IBA report – In Germany, efficiency equals survival
A first-time visit to Munich’s IBA could be daunting: over 77,000 people milling around 12 large halls packed floor to ceiling with equipment and machinery.
Luckily for me, CyBake was there at the invitation of our local partner toolbox Software, which specialises in automated order-picking, distribution and warehouse control systems. What more, our office’s native German speaker, Andrea Duempelmann, accompanied me, meaning that we got to talk to bakers and industry players properly and in-depth.
What I found is that in some ways the German bakery market is similar to our own but in others it is markedly different. My belief is that British bakers can learn from those differences.
Just as in the UK, there is a healthy bakery software market in Germany with a number of providers competing for business. As with back home, quite a few of these seemed to be fairly ancient and written in the old Windows DOS days.
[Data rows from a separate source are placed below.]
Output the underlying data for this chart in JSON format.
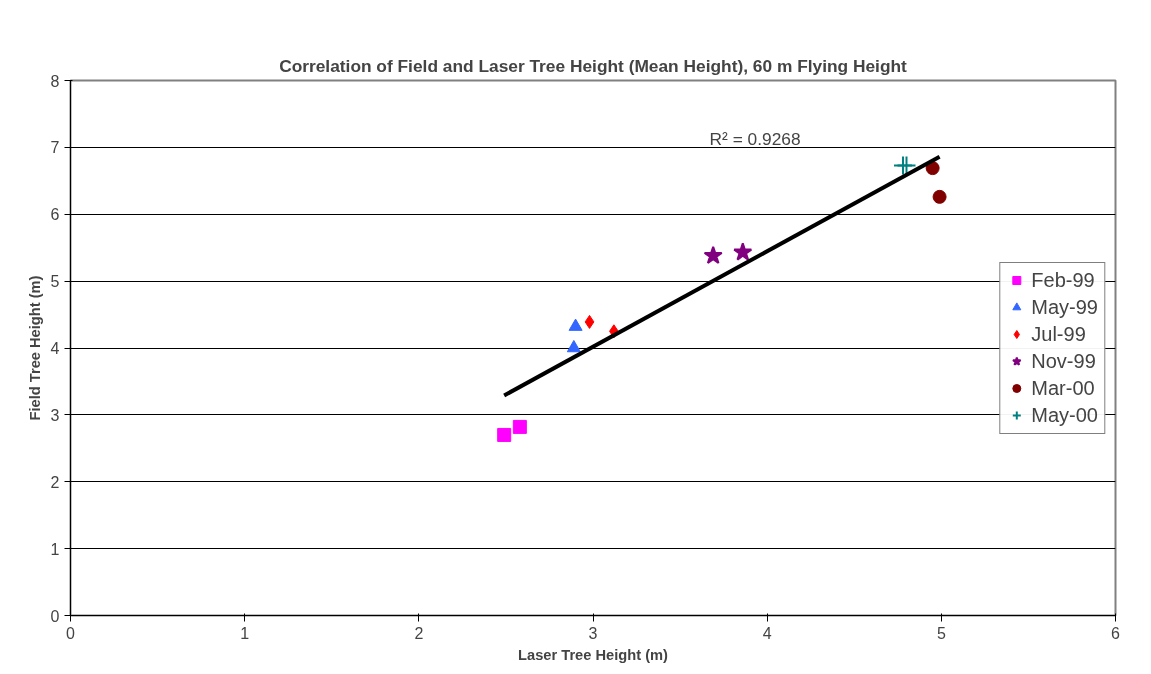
{
  "chart_data": {
    "type": "scatter",
    "title": "Correlation of Field and Laser Tree Height (Mean Height), 60 m Flying Height",
    "xlabel": "Laser Tree Height (m)",
    "ylabel": "Field Tree Height (m)",
    "xlim": [
      0,
      6
    ],
    "ylim": [
      0,
      8
    ],
    "xticks": [
      0,
      1,
      2,
      3,
      4,
      5,
      6
    ],
    "yticks": [
      0,
      1,
      2,
      3,
      4,
      5,
      6,
      7,
      8
    ],
    "grid": "y",
    "legend": "right",
    "annotations": [
      "R² = 0.9268"
    ],
    "series": [
      {
        "name": "Feb-99",
        "color": "#ff00ff",
        "marker": "square",
        "x": [
          2.49,
          2.58
        ],
        "values": [
          2.7,
          2.82
        ]
      },
      {
        "name": "May-99",
        "color": "#3366ff",
        "marker": "triangle",
        "x": [
          2.9,
          2.89
        ],
        "values": [
          4.32,
          4.0
        ]
      },
      {
        "name": "Jul-99",
        "color": "#ff0000",
        "marker": "diamond",
        "x": [
          2.98,
          3.12
        ],
        "values": [
          4.39,
          4.25
        ]
      },
      {
        "name": "Nov-99",
        "color": "#800080",
        "marker": "star",
        "x": [
          3.69,
          3.86
        ],
        "values": [
          5.38,
          5.43
        ]
      },
      {
        "name": "Mar-00",
        "color": "#800000",
        "marker": "circle",
        "x": [
          4.95,
          4.99
        ],
        "values": [
          6.69,
          6.26
        ]
      },
      {
        "name": "May-00",
        "color": "#008080",
        "marker": "cross",
        "x": [
          4.78,
          4.8
        ],
        "values": [
          6.73,
          6.73
        ]
      },
      {
        "type": "line",
        "color": "#000000",
        "marker": "none",
        "x": [
          2.49,
          4.99
        ],
        "values": [
          3.29,
          6.86
        ]
      }
    ]
  }
}
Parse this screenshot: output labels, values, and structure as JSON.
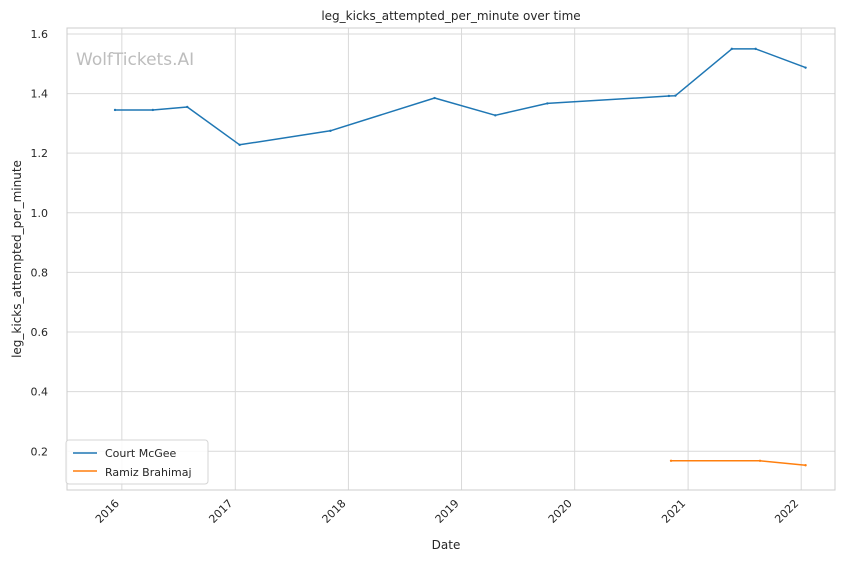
{
  "watermark": "WolfTickets.AI",
  "chart_data": {
    "type": "line",
    "title": "leg_kicks_attempted_per_minute over time",
    "xlabel": "Date",
    "ylabel": "leg_kicks_attempted_per_minute",
    "x_ticks": [
      "2016",
      "2017",
      "2018",
      "2019",
      "2020",
      "2021",
      "2022"
    ],
    "y_ticks": [
      "0.2",
      "0.4",
      "0.6",
      "0.8",
      "1.0",
      "1.2",
      "1.4",
      "1.6"
    ],
    "ylim": [
      0.07,
      1.62
    ],
    "xlim": [
      "2015-07-08",
      "2022-04-20"
    ],
    "grid": true,
    "legend_position": "lower-left",
    "series": [
      {
        "name": "Court McGee",
        "color": "#1f77b4",
        "points": [
          [
            "2015-12-10",
            1.345
          ],
          [
            "2016-04-10",
            1.345
          ],
          [
            "2016-07-30",
            1.355
          ],
          [
            "2017-01-15",
            1.228
          ],
          [
            "2017-11-04",
            1.275
          ],
          [
            "2018-10-06",
            1.385
          ],
          [
            "2019-04-20",
            1.327
          ],
          [
            "2019-10-05",
            1.367
          ],
          [
            "2020-10-31",
            1.392
          ],
          [
            "2020-11-21",
            1.393
          ],
          [
            "2021-05-22",
            1.55
          ],
          [
            "2021-08-07",
            1.55
          ],
          [
            "2022-01-15",
            1.487
          ]
        ]
      },
      {
        "name": "Ramiz Brahimaj",
        "color": "#ff7f0e",
        "points": [
          [
            "2020-11-07",
            0.168
          ],
          [
            "2021-08-21",
            0.168
          ],
          [
            "2022-01-15",
            0.153
          ]
        ]
      }
    ]
  }
}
But, as with our domestic market, there were increasingly successful firms offering solutions based on up-to-date technology.
What is different is that smaller – say, four shop – bakers are just as obsessed with capturing data and using it properly as the big operators. They want to know how much of each ingredient went into a batch of white loaves and who is doing precisely what on the shop floor.
In Britain, we often associate this level of analysis with enterprise-level plant bakers. In Germany, smaller craft bakers also want to trace which ingredient lot numbers were used in production on a particular day and where those products went to.
Understanding Costs
One reason for this is that there is a lower margin on bakery goods in Germany. Understanding the cost of making products, and making the products to the same quality time and time again, is seen as essential.
German bakers see it as critical to find out what went wrong if a batch of cakes gets ruined. They want to find out who put what into the batch and why it was too floury or too wet and then improve on that process the next time round.
Another theme I found German bakers returning to time and again was flexibility. If a customer makes a request for a different type of bread, they will respond to it quickly and put it into production, hence a big emphasis on special instructions.
Integration was another key theme; and one very close to our hearts at CyBake. Software providers either offered all-in-one solutions or were working hard to make sure their software integrated with other firms’ applications and equipment.
What is the reason for this obsession with precision and data accuracy? Ask around, and one big answer would seem to be that German bakers face stiffer competition than their British counterparts.
Depending on who you talk to, there are anywhere between 8,000 and 15,000 bakery firms serving a population of around 80 million. In the UK, we have maybe 4,000 bakeries and a population of around 60 million. Bread is undeniably cheaper in Germany.
However, it is not as if British bakers really have an easy ride in comparison. The inexorable rise of the corporate multiples on the high street and the power of the supermarkets are just two serious pressures on our independent bakeries, whether they are retailers, wholesalers or both.
Attention to Detail
I believe that British bakery managers can learn from their German counterparts when it comes to this attention to detail, data capture and forward planning. It is literally one of the only ways to take true control and carve out the biggest margins while ensuring continuing product quality.
As another example, German bakers appear to be keener on using the data they collect to predict how much ingredients they should be ordering from their suppliers based on how much they’ve used over a period of time.
Once a bakery has got that data, then it can start using it effectively to become more efficient. Without adding some science to this process, it can easily be a case of: “I normally order x pallets of flour; I’ll order another x pallets of flour this week.”
The problem with this is that as an operation grows, it starts to have out-of-stocks because not enough ingredients have been ordered. Or the business gets out-of-dates because it is ordering too much. Stock builds up and it is not actually being used – the bakery just keeps ordering the same that it ordered last week and the week before.
So for us at CyBake, our trip to the IBA was extremely encouraging as many of the ideas we have introduced to the UK market are taken as given. Because for the German baker, efficiency equals survival.